Poderia falar da vergonha. Poderia mesmo falar até do presumível crime, legitimamente, porque o caso é aí mesmo, nessa instância, que está. Mas prefiro falar de loucura, aquela que a voz do povo contrapõe à da sabedoria, transformando-as não em opostos mas em sobrepostos. E se a dose poderia ser equilibrada, tanto de louco como de sábio ou de génio, este disparate que o ex-ministro fez o favor de vir fazer a quem nunca lhe reconheceu valor pelo lado do seu capital intelectual, veio também agora fazer-me ter muito pouca vontade de continuar a reconhecê-lo enquanto sábio.

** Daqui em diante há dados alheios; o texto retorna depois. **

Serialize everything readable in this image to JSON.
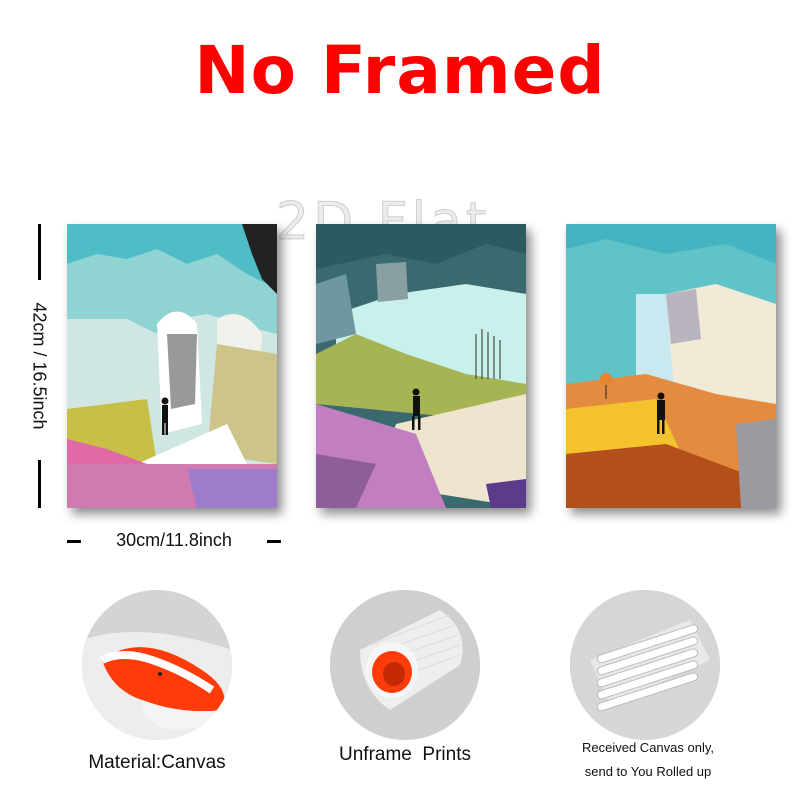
{
  "header": {
    "title": "No Framed",
    "title_color": "#ff0000"
  },
  "watermark": {
    "text": "2D Flat"
  },
  "dimensions": {
    "height_label": "42cm / 16.5inch",
    "width_label": "30cm/11.8inch"
  },
  "artworks": [
    {
      "subject": "figure-walking-through-arch"
    },
    {
      "subject": "figure-walking-on-hillside"
    },
    {
      "subject": "figure-walking-toward-sun"
    }
  ],
  "features": [
    {
      "caption": "Material:Canvas",
      "image": "canvas-roll-edge"
    },
    {
      "caption": "Unframe  Prints",
      "image": "canvas-roll-tube"
    },
    {
      "caption_line1": "Received Canvas only,",
      "caption_line2": "send to You Rolled up",
      "image": "rolled-canvas-tubes"
    }
  ],
  "colors": {
    "accent_orange": "#ff3b0a",
    "teal": "#5fc3c8"
  }
}
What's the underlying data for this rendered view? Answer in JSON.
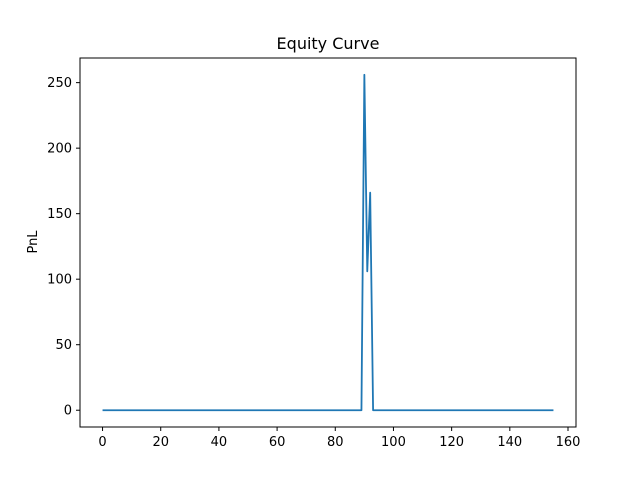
{
  "chart_data": {
    "type": "line",
    "title": "Equity Curve",
    "xlabel": "",
    "ylabel": "PnL",
    "xlim": [
      -7.75,
      162.75
    ],
    "ylim": [
      -12.8,
      268.8
    ],
    "xticks": [
      0,
      20,
      40,
      60,
      80,
      100,
      120,
      140,
      160
    ],
    "yticks": [
      0,
      50,
      100,
      150,
      200,
      250
    ],
    "grid": false,
    "line_color": "#1f77b4",
    "series": [
      {
        "x": [
          0,
          89,
          90,
          91,
          92,
          93,
          155
        ],
        "y": [
          0,
          0,
          256,
          106,
          166,
          0,
          0
        ]
      }
    ]
  }
}
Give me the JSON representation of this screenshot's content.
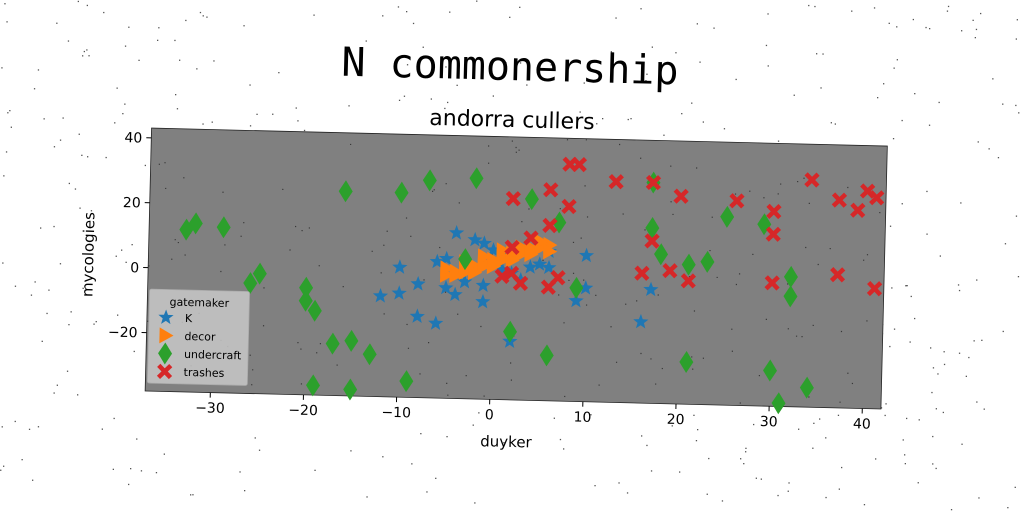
{
  "chart_data": {
    "type": "scatter",
    "title": "N commonership",
    "subtitle": "andorra cullers",
    "xlabel": "duyker",
    "ylabel": "mycologies",
    "xlim": [
      -37,
      42
    ],
    "ylim": [
      -38,
      43
    ],
    "xticks": [
      -30,
      -20,
      -10,
      0,
      10,
      20,
      30,
      40
    ],
    "yticks": [
      -20,
      0,
      20,
      40
    ],
    "xtick_labels": [
      "−30",
      "−20",
      "−10",
      "0",
      "10",
      "20",
      "30",
      "40"
    ],
    "ytick_labels": [
      "−20",
      "0",
      "20",
      "40"
    ],
    "grid": false,
    "background": "#808080",
    "legend": {
      "title": "gatemaker",
      "position": "lower-left"
    },
    "series": [
      {
        "name": "K",
        "marker": "star",
        "color": "#1f77b4",
        "points": [
          [
            -4,
            13
          ],
          [
            -2,
            11
          ],
          [
            -1,
            10
          ],
          [
            0,
            8
          ],
          [
            1,
            7
          ],
          [
            -5,
            5
          ],
          [
            -6,
            4
          ],
          [
            -10,
            2
          ],
          [
            -8,
            -3
          ],
          [
            -5,
            -4
          ],
          [
            -3,
            -2
          ],
          [
            -10,
            -6
          ],
          [
            -12,
            -7
          ],
          [
            -4,
            -6
          ],
          [
            -1,
            -8
          ],
          [
            -8,
            -13
          ],
          [
            -6,
            -15
          ],
          [
            2,
            -20
          ],
          [
            -1,
            -3
          ],
          [
            3,
            -1
          ],
          [
            2,
            1
          ],
          [
            5,
            4
          ],
          [
            6,
            3
          ],
          [
            10,
            7
          ],
          [
            10,
            -3
          ],
          [
            9,
            -7
          ],
          [
            16,
            -13
          ],
          [
            17,
            -3
          ],
          [
            4,
            3
          ],
          [
            6,
            8
          ],
          [
            1,
            2
          ]
        ]
      },
      {
        "name": "decor",
        "marker": "triangle-right",
        "color": "#ff7f0e",
        "points": [
          [
            -5,
            0
          ],
          [
            -4,
            1
          ],
          [
            -3,
            2
          ],
          [
            -2,
            3
          ],
          [
            -1,
            4
          ],
          [
            0,
            5
          ],
          [
            1,
            6
          ],
          [
            2,
            7
          ],
          [
            3,
            8
          ],
          [
            4,
            9
          ],
          [
            5,
            10
          ],
          [
            -4,
            0
          ],
          [
            -3,
            1
          ],
          [
            -2,
            2
          ],
          [
            -1,
            3
          ],
          [
            0,
            4
          ],
          [
            1,
            5
          ],
          [
            2,
            6
          ],
          [
            3,
            7
          ],
          [
            4,
            8
          ],
          [
            5,
            9
          ],
          [
            6,
            10
          ],
          [
            -5,
            2
          ],
          [
            -3,
            4
          ],
          [
            -1,
            6
          ],
          [
            1,
            8
          ],
          [
            3,
            9
          ],
          [
            5,
            11
          ],
          [
            -2,
            1
          ],
          [
            0,
            3
          ],
          [
            2,
            5
          ],
          [
            4,
            7
          ],
          [
            6,
            8
          ]
        ]
      },
      {
        "name": "undercraft",
        "marker": "diamond",
        "color": "#2ca02c",
        "points": [
          [
            -33,
            12
          ],
          [
            -32,
            14
          ],
          [
            -29,
            13
          ],
          [
            -26,
            -4
          ],
          [
            -25,
            -1
          ],
          [
            -20,
            -5
          ],
          [
            -20,
            -9
          ],
          [
            -19,
            -12
          ],
          [
            -17,
            -22
          ],
          [
            -15,
            -21
          ],
          [
            -13,
            -25
          ],
          [
            -19,
            -35
          ],
          [
            -15,
            -36
          ],
          [
            -9,
            -33
          ],
          [
            -16,
            25
          ],
          [
            -10,
            25
          ],
          [
            -7,
            29
          ],
          [
            -2,
            30
          ],
          [
            4,
            24
          ],
          [
            7,
            17
          ],
          [
            2,
            -17
          ],
          [
            6,
            -24
          ],
          [
            9,
            -3
          ],
          [
            17,
            30
          ],
          [
            17,
            16
          ],
          [
            18,
            8
          ],
          [
            21,
            5
          ],
          [
            23,
            6
          ],
          [
            21,
            -25
          ],
          [
            25,
            20
          ],
          [
            29,
            18
          ],
          [
            30,
            -27
          ],
          [
            31,
            -37
          ],
          [
            32,
            -4
          ],
          [
            32,
            2
          ],
          [
            34,
            -32
          ],
          [
            -3,
            5
          ]
        ]
      },
      {
        "name": "trashes",
        "marker": "x",
        "color": "#d62728",
        "points": [
          [
            8,
            35
          ],
          [
            9,
            35
          ],
          [
            13,
            30
          ],
          [
            17,
            30
          ],
          [
            6,
            27
          ],
          [
            8,
            22
          ],
          [
            20,
            26
          ],
          [
            26,
            25
          ],
          [
            30,
            22
          ],
          [
            30,
            15
          ],
          [
            34,
            32
          ],
          [
            37,
            26
          ],
          [
            39,
            23
          ],
          [
            40,
            29
          ],
          [
            41,
            27
          ],
          [
            2,
            24
          ],
          [
            6,
            16
          ],
          [
            4,
            12
          ],
          [
            2,
            9
          ],
          [
            2,
            1
          ],
          [
            1,
            0
          ],
          [
            3,
            -2
          ],
          [
            6,
            -3
          ],
          [
            7,
            0
          ],
          [
            16,
            2
          ],
          [
            17,
            12
          ],
          [
            19,
            3
          ],
          [
            21,
            0
          ],
          [
            30,
            0
          ],
          [
            37,
            3
          ],
          [
            41,
            -1
          ]
        ]
      }
    ]
  }
}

Muitas vezes a loucura de figuras públicas tem um lado histriónico que desaparece fora do raio dos holofotes, como aliás acontece com outras características que são sobrevalorizadas por quem só as conhece enquanto figuras públicas. Umas vezes pelo que delas dizem, outras pela postura que em público assumem. É sempre um receio que tenho, este de conhecer um pouco melhor alguém por quem nutro alguma admiração. Tal como não me deixa indiferente, nem nego, essa aproximação de alguém por quem, pelo contrário, não sinto grandes simpatias. Há boas e más surpresas.

Neste caso, estou convicta de que dificilmente qualquer outra conversa ou tentativa de mostrar esse outro lado de sábio, me fará esquecer a baixeza das declarações de Carrilho, e não o “diz que disse” ou o “terá feito”, que num período de vida que seguramente o abalou como abala tantos e tantas, teve esse momento em que a máscara caiu para irremediavelmente não conseguir ser recolocada e cumprir a função que até ali teria cumprido. É que se, como acontece à mulher de César, não basta sê-lo há que parece-lo, aqui Carrilho mostrou bem quem é.